Dam in the Vadodara district of Gujarat India

Ajwa dam is a dam in Vadodara district, Gujarat, India. Sayaji Sarovar is a reservoir formed by the dam. It is located about 10 miles east of the city of Vadodara.

== Construction and function ==
It is an earthen dam that was built early 20th century by the then ruler of Vadodara, Maharaja Sayajirao Gaekwad III. Its main aim was to provide water to the residents of Vadodara. Although the population of Vadodara at that time was 100,000 it was the ruler's vision to build the reservoir three times larger. This reservoir has the ability to attend to the water requirements of about 300,000 people residing in the eastern parts of the city.

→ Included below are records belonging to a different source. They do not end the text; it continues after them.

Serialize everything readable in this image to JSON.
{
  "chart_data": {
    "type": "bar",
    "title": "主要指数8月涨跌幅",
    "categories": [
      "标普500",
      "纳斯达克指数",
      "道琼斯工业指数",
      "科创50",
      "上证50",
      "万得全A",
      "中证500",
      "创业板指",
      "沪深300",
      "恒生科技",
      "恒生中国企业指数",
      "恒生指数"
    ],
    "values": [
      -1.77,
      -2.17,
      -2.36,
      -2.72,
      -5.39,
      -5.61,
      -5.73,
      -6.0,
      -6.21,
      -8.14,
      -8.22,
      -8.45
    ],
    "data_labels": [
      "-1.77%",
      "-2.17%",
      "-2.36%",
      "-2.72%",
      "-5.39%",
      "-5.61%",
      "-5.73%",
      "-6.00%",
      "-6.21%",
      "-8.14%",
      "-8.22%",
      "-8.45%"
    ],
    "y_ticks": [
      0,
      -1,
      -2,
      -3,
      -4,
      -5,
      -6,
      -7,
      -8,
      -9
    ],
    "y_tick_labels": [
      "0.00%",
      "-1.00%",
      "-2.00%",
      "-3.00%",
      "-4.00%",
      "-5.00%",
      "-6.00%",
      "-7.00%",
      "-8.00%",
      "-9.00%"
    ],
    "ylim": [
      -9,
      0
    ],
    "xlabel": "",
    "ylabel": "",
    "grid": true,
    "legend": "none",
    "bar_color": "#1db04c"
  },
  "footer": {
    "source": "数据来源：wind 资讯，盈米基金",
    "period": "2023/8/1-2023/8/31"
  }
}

The dam is about 5 km long. It can store water to the height of 211 feet above the sea level (its overflow level).
The floor of the reservoir is at around 196 feet. It is connected to the Vishwamitri river which flows through the city of Vadodara, so that excess water in event of floods is dispatched to this river. The reservoir has 62 gates. Sardar Sarovar's One Branch Canal Feed water during dry season whenever requires.

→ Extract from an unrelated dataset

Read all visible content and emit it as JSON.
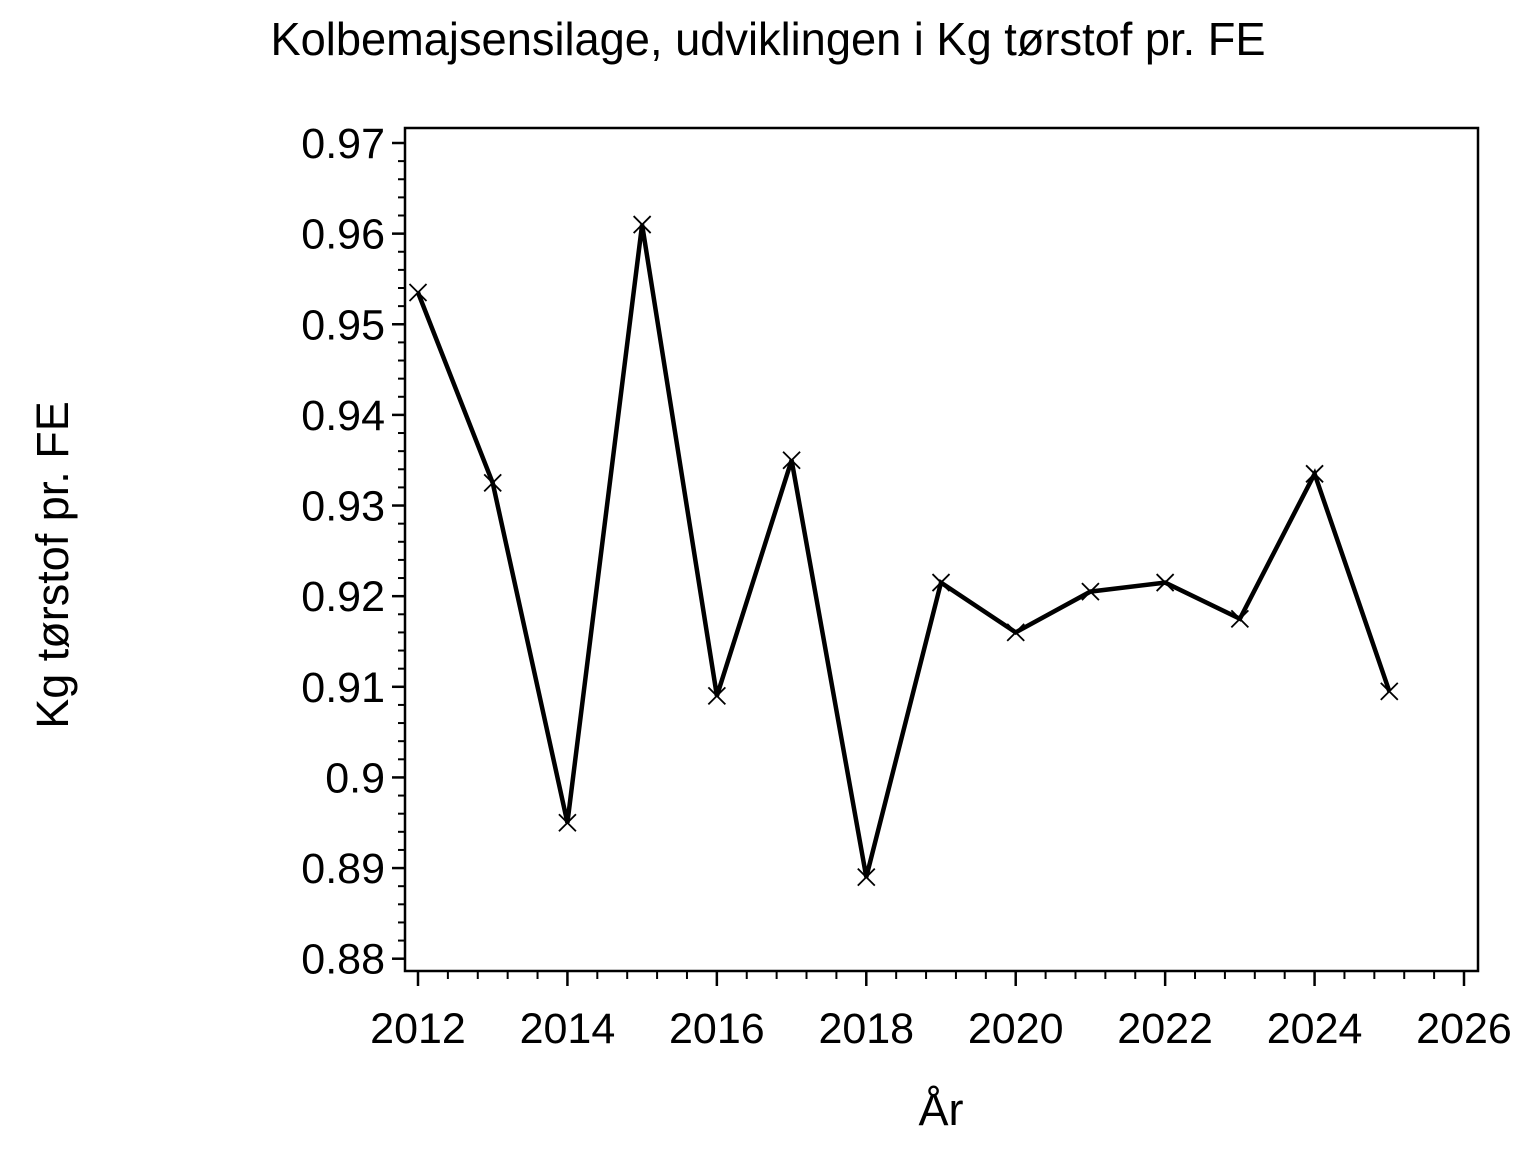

The engineer of the dam was Jagannath Sadashiva Hate, also known as Shri Jagannath Sadashivji. When the reservoir is full, it is supposed to have a catchment area of something close to 195 square kilometers.

== Nature conservation ==
Adjacent to the dam are the famous Ajwa gardens also called as Vrindavan Garden, which are an adaptation of the famous Vrindavan gardens located in Mysore. It was very famous especially in the evenings for its coloured fountains and a musical fountain. But from 2019 onwards Vrindavan Garden turn into ATAPI Resort.

The reservoir is home to some 340 crocodiles.